Checklist prático: o que ajustar na clínica
Traduzindo a nota em verificações objetivas:
- Licença sanitária compatível com as atividades realmente realizadas — não apenas com a atividade principal do CNPJ.
- Todos os produtos com regularização na Anvisa, comprados de fornecedor idôneo, com nota fiscal guardada.
- Nada de produto "importado por conta própria", sem rótulo em português ou sem registro rastreável — é apreensão na certa.
- Rotina documentada de limpeza e desinfecção de equipamentos e materiais.
- Plano de gerenciamento de resíduos condizente com o que a clínica gera, incluindo perfurocortantes quando houver.
- Escopo de cada profissional documentado: registro no conselho, e manifestação do conselho sobre os procedimentos que ele executa.

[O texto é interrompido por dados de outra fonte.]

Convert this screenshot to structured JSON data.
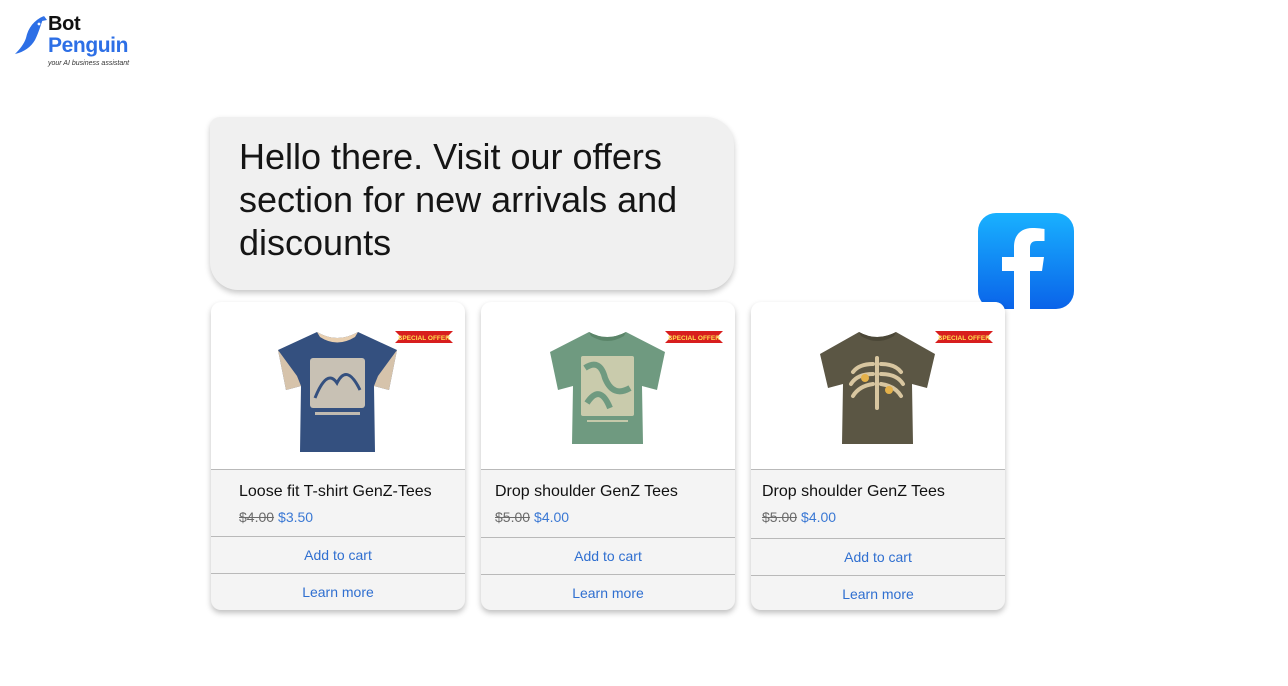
{
  "brand": {
    "name_line1": "Bot",
    "name_line2": "Penguin",
    "tagline": "your AI business assistant",
    "accent_color": "#2d6fe6",
    "icon": "penguin-bird-logo"
  },
  "message": {
    "text": "Hello there. Visit our offers section for new arrivals and discounts"
  },
  "channel": {
    "icon": "facebook-icon",
    "color": "#1877f2"
  },
  "badge": {
    "text": "SPECIAL OFFER",
    "color": "#d81e1e"
  },
  "products": [
    {
      "title": "Loose fit T-shirt GenZ-Tees",
      "old_price": "$4.00",
      "new_price": "$3.50",
      "add_to_cart": "Add to cart",
      "learn_more": "Learn more",
      "shirt_color": "#34507f"
    },
    {
      "title": "Drop shoulder GenZ Tees",
      "old_price": "$5.00",
      "new_price": "$4.00",
      "add_to_cart": "Add to cart",
      "learn_more": "Learn more",
      "shirt_color": "#6f9a80"
    },
    {
      "title": "Drop shoulder GenZ Tees",
      "old_price": "$5.00",
      "new_price": "$4.00",
      "add_to_cart": "Add to cart",
      "learn_more": "Learn more",
      "shirt_color": "#5b5644"
    }
  ]
}
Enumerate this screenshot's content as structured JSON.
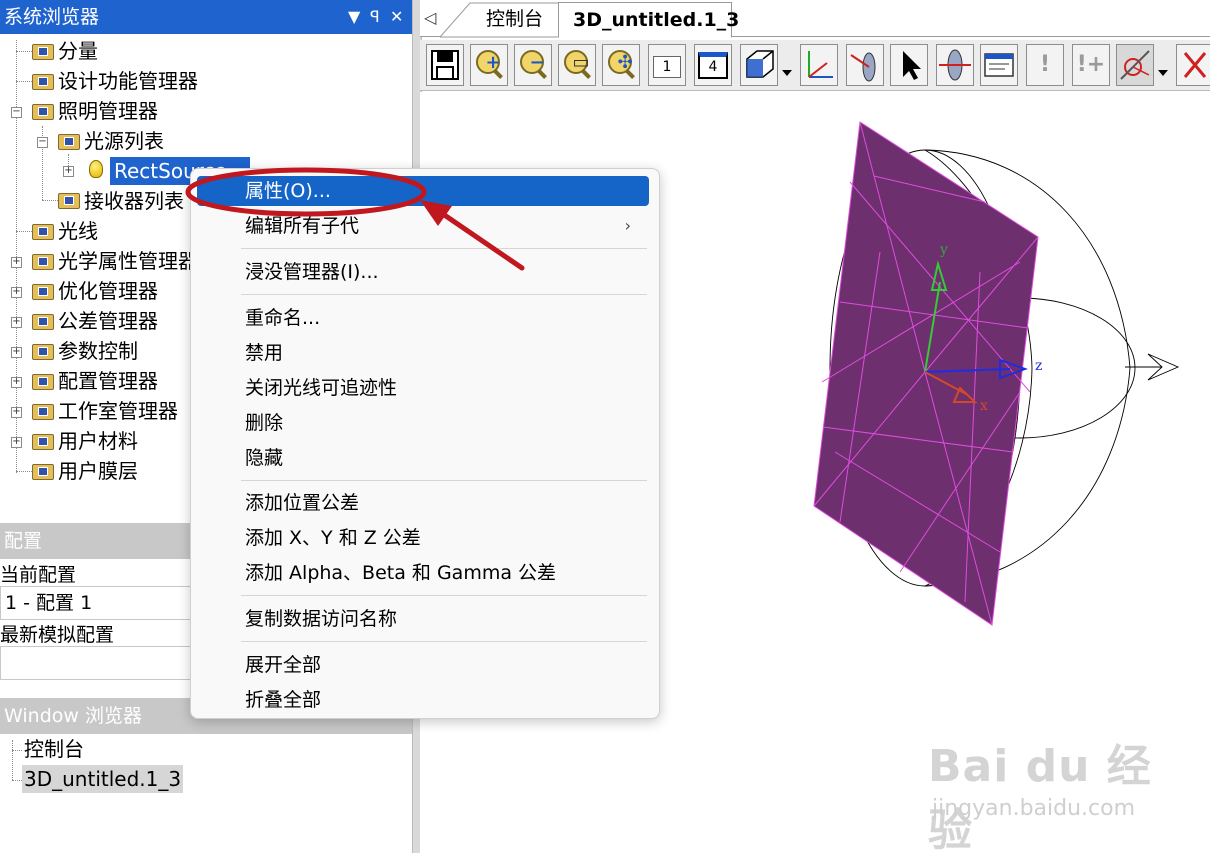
{
  "system_browser": {
    "title": "系统浏览器",
    "pin_icon": "▾ ꟼ ✕",
    "tree": [
      {
        "label": "分量"
      },
      {
        "label": "设计功能管理器"
      },
      {
        "label": "照明管理器"
      },
      {
        "label": "光源列表"
      },
      {
        "label": "RectSource"
      },
      {
        "label": "接收器列表"
      },
      {
        "label": "光线"
      },
      {
        "label": "光学属性管理器"
      },
      {
        "label": "优化管理器"
      },
      {
        "label": "公差管理器"
      },
      {
        "label": "参数控制"
      },
      {
        "label": "配置管理器"
      },
      {
        "label": "工作室管理器"
      },
      {
        "label": "用户材料"
      },
      {
        "label": "用户膜层"
      }
    ]
  },
  "config_panel": {
    "title": "配置",
    "current_label": "当前配置",
    "current_value": "1 - 配置 1",
    "latest_label": "最新模拟配置",
    "latest_value": ""
  },
  "window_browser": {
    "title": "Window 浏览器",
    "items": [
      "控制台",
      "3D_untitled.1_3"
    ]
  },
  "tabs": {
    "console": "控制台",
    "active": "3D_untitled.1_3"
  },
  "toolbar": {
    "buttons": [
      "save-icon",
      "zoom-in-icon",
      "zoom-out-icon",
      "zoom-window-icon",
      "zoom-fit-icon",
      "view-1-icon",
      "view-4-icon",
      "cube-view-icon",
      "axes-icon",
      "lens-icon",
      "pointer-icon",
      "lens-trace-icon",
      "window-icon",
      "exclaim-icon",
      "exclaim-plus-icon",
      "trace-icon",
      "delete-icon"
    ],
    "view1_label": "1",
    "view4_label": "4"
  },
  "viewport": {
    "axis_y": "y",
    "axis_z": "z",
    "axis_x": "x",
    "plane_color": "#6d2f6d",
    "mesh_color": "#e04ce0"
  },
  "context_menu": {
    "items": [
      {
        "label": "属性(O)...",
        "selected": true
      },
      {
        "label": "编辑所有子代",
        "submenu": true
      },
      {
        "label": "浸没管理器(I)..."
      },
      {
        "label": "重命名..."
      },
      {
        "label": "禁用"
      },
      {
        "label": "关闭光线可追迹性"
      },
      {
        "label": "删除"
      },
      {
        "label": "隐藏"
      },
      {
        "label": "添加位置公差"
      },
      {
        "label": "添加 X、Y 和 Z 公差"
      },
      {
        "label": "添加 Alpha、Beta 和 Gamma 公差"
      },
      {
        "label": "复制数据访问名称"
      },
      {
        "label": "展开全部"
      },
      {
        "label": "折叠全部"
      }
    ],
    "submenu_arrow": "›"
  },
  "watermark": {
    "brand": "Bai du 经验",
    "url": "jingyan.baidu.com"
  },
  "colors": {
    "title_blue": "#1f63cf",
    "menu_selected": "#1565c8",
    "annotation_red": "#c0181e"
  }
}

- Para procedimentos classificados como invasivos ou que usam medicamentos: enquadramento como serviço de saúde revisado com assessoria especializada.

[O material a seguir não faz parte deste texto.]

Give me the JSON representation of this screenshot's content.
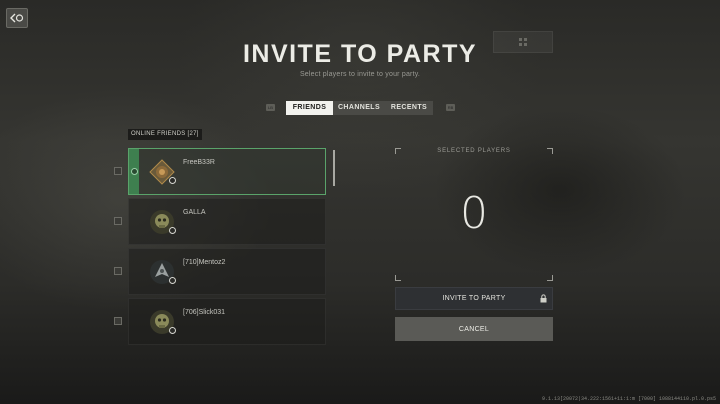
{
  "header": {
    "title": "INVITE TO PARTY",
    "subtitle": "Select players to invite to your party."
  },
  "icons": {
    "back": "back-arrow-icon",
    "grid": "grid-icon",
    "lock": "lock-icon"
  },
  "tabs": [
    {
      "label": "FRIENDS",
      "active": true
    },
    {
      "label": "CHANNELS",
      "active": false
    },
    {
      "label": "RECENTS",
      "active": false
    }
  ],
  "tab_hints": {
    "left": "LB",
    "right": "RB"
  },
  "friends": {
    "label": "ONLINE FRIENDS [27]",
    "items": [
      {
        "name": "FreeB33R",
        "selected": true
      },
      {
        "name": "GALLA",
        "selected": false
      },
      {
        "name": "[710]Mentoz2",
        "selected": false
      },
      {
        "name": "[706]Slick031",
        "selected": false
      }
    ]
  },
  "selected_players": {
    "label": "SELECTED PLAYERS",
    "count": "0"
  },
  "buttons": {
    "invite": "INVITE TO PARTY",
    "cancel": "CANCEL"
  },
  "version": "9.1.13[20072|34.222:1561+11:1:m [7000] 1088144110.pl.0.ps5"
}
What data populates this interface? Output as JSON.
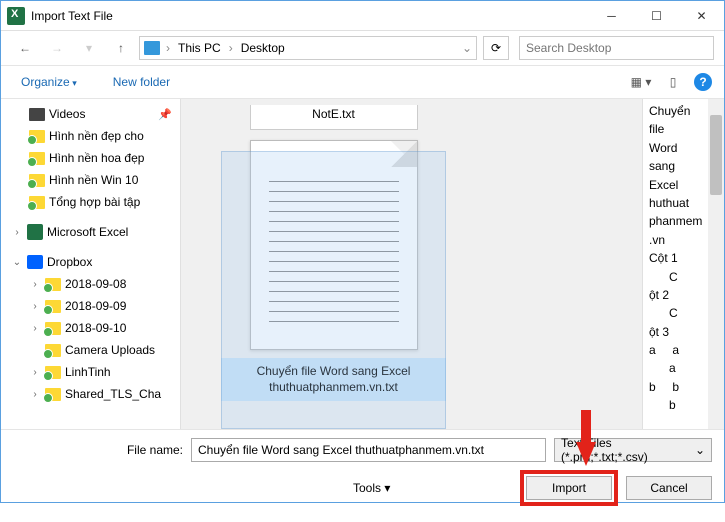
{
  "window": {
    "title": "Import Text File"
  },
  "nav": {
    "breadcrumb": {
      "root": "This PC",
      "current": "Desktop"
    },
    "search_placeholder": "Search Desktop"
  },
  "toolbar": {
    "organize": "Organize",
    "new_folder": "New folder"
  },
  "sidebar": {
    "videos": "Videos",
    "items": [
      "Hình nền đẹp cho",
      "Hình nền hoa đẹp",
      "Hình nền Win 10",
      "Tổng hợp bài tập"
    ],
    "excel": "Microsoft Excel",
    "dropbox": "Dropbox",
    "dropbox_items": [
      "2018-09-08",
      "2018-09-09",
      "2018-09-10",
      "Camera Uploads",
      "LinhTinh",
      "Shared_TLS_Cha"
    ]
  },
  "files": {
    "note": "NotE.txt",
    "selected_caption_l1": "Chuyển file Word sang Excel",
    "selected_caption_l2": "thuthuatphanmem.vn.txt"
  },
  "preview_text": "Chuyển\nfile\nWord\nsang\nExcel\nhuthuat\nphanmem\n.vn\nCột 1\n      C\nột 2\n      C\nột 3\na     a\n      a\nb     b\n      b",
  "footer": {
    "filename_label": "File name:",
    "filename_value": "Chuyển file Word sang Excel thuthuatphanmem.vn.txt",
    "filetype": "Text Files (*.prn;*.txt;*.csv)",
    "tools": "Tools",
    "import": "Import",
    "cancel": "Cancel"
  }
}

Rode esse checklist antes que a vigilância sanitária o rode por você.
Documentação por atendimento: a parte do checklist que fica invisível
A fiscalização olha estrutura e insumos, mas a proteção da clínica no dia a dia mora na documentação por cliente: ficha de anamnese específica do procedimento, termo de consentimento assinado antes da sessão, registro fotográfico de evolução com controle de acesso e rastreio de qual insumo — marca, lote, validade — foi usado em cada atendimento.
É essa trilha que responde tanto ao fiscal quanto ao questionamento de um cliente meses depois. Quando anamnese, termo, fotos e estoque vivem organizados em um sistema de gestão, a resposta para "quem aplicou o quê, quando, com qual produto e com qual consentimento" sai em minutos — não em uma tarde revirando pastas.
Conclusão
A Nota Técnica 2/2024 da Anvisa virou a referência sanitária do setor: separa serviços de interesse à saúde de serviços de saúde, trata a toxina botulínica como medicamento injetável, classifica o microagulhamento como invasivo e diz ao fiscal o que verificar. A disputa sobre quem pode executar cada procedimento, essa segue com os conselhos e com o Judiciário — e merece confirmação por escrito no conselho da sua categoria.
Para a clínica, o caminho é objetivo: licença compatível, produtos regularizados, rotinas de desinfecção e resíduos documentadas e uma trilha completa por atendimento. Quem organiza isso agora recebe a fiscalização como formalidade, não como susto.